What does it mean in practice?
It will give legal backing to many of the restrictions already in place across France. For example, the Prime Minister will legally be able to act by decree to:
- Restrict or forbid the movement of people or vehicles
- Stop people leaving their homes unless strictly necessary for family or health needs
- Impose quarantine on infected or likely-to-be-infected people
- Move and/or isolate infected people
- Order the temporary closure of establishments open to the public, including meeting places, except those that offer essential goods and services
- Limit or ban public gatherings and meetings
- Order the requisitioning of goods necessary to fight the virus
- Take temporary measures to control the prices of some necessary products
- Take any measure necessary to provide medicine and drugs to treat the virus
- Take by decree any other measure that would restrict commercial freedom
- Enable police, guards and officers to record and punish infractions
Can the Prime Minister do whatever he wants?

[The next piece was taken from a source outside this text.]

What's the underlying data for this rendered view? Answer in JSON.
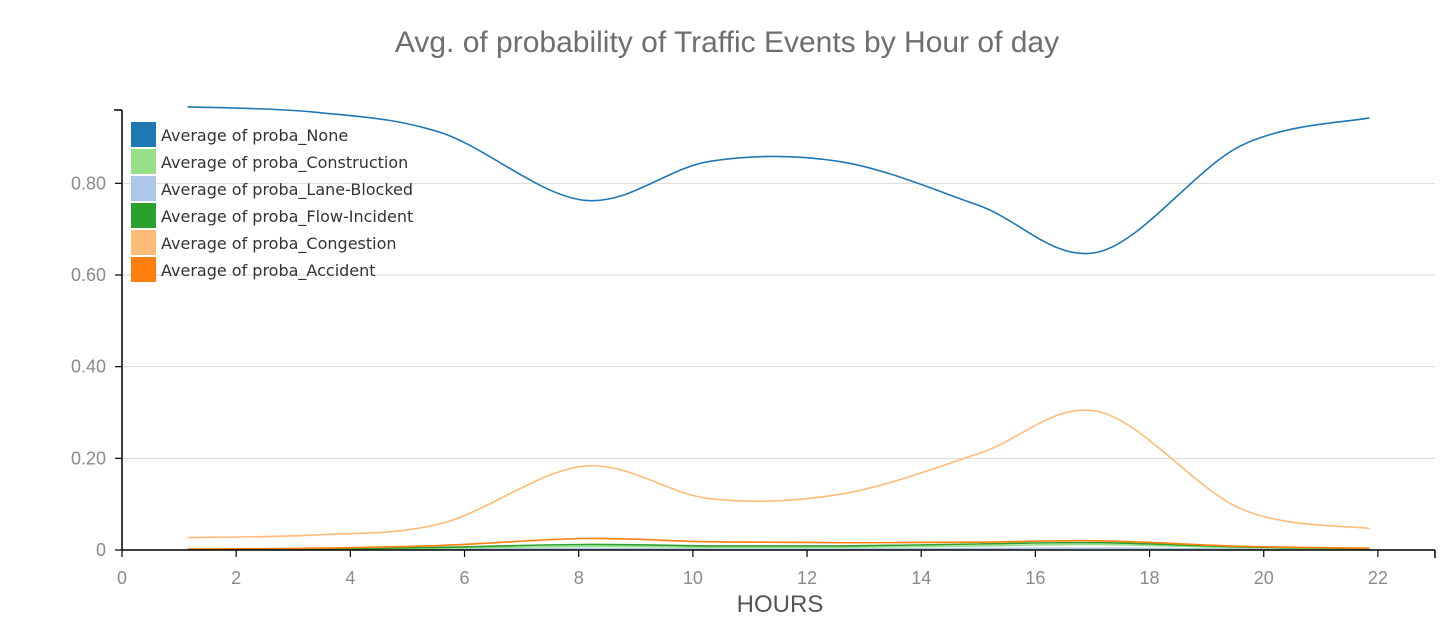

Not completely. Although the state of emergency does give strong legal power to the Prime Minister, who can push measures through by decree, any measures taken can be reviewed or contested by the administrative court.
What happens if anyone breaks the rules?
As is already the case, violations of the rules are punished by a fine of €135 each. In case the same person is caught again within a 15-day period, the fine can rise to as much as €1,500 to €3,000.
If the rules are broken for a third time within a 15-day period, this can be punished by up to six months in prison, plus a fine of €3,750, and community service.
What about the economic aspect?
The state of emergency also allows the government to take, by decree, within three months:
- Measures to avoid or deal with the economic, social and financial consequences of the epidemic; including Treasury support and extra funds shared throughout the country
- The ability to delay or spread out rent payments; and delay water, gas and electricity bills
- Ensure that people continue to receive healthcare insurance and access to healthcare
- Ensure that people continue to receive payment for healthcare costs, personal housing benefit, child support, and other financial benefits
What does it mean for work?
The measures also allow the government to legally enable companies to:
- Make it easier for employees to work part-time or remotely
- Allow the employer to approve paid leave or change holiday dates
- Change the usual allocation of working days and rest days
- Deviate from the usual, contractual working hour stipulations, for companies that are particularly necessary for the security, or social and economic functioning of the nation
- Change deadlines and conditions of payments and bonuses
What happens afterwards?
The scientific committee that helped to agree the measures will be dissolved, once the state of emergency comes to an end. The measures will be lifted by the prime minister as and when judged appropriate.
Schools closed until May?
The move comes as national education minister Jean-Michel Blanquer suggested that schools may be closed until May 4. The minister gave the hypothetical date during an interview with Le Parisien, published on Sunday.
He said: “That would be the ideal scenario.”
During the same debate on Sunday afternoon (March 22), MPs and Senators also agreed to postpone decisions about the second round of municipal elections until May 27. The second round is now not expected to go ahead until at least June.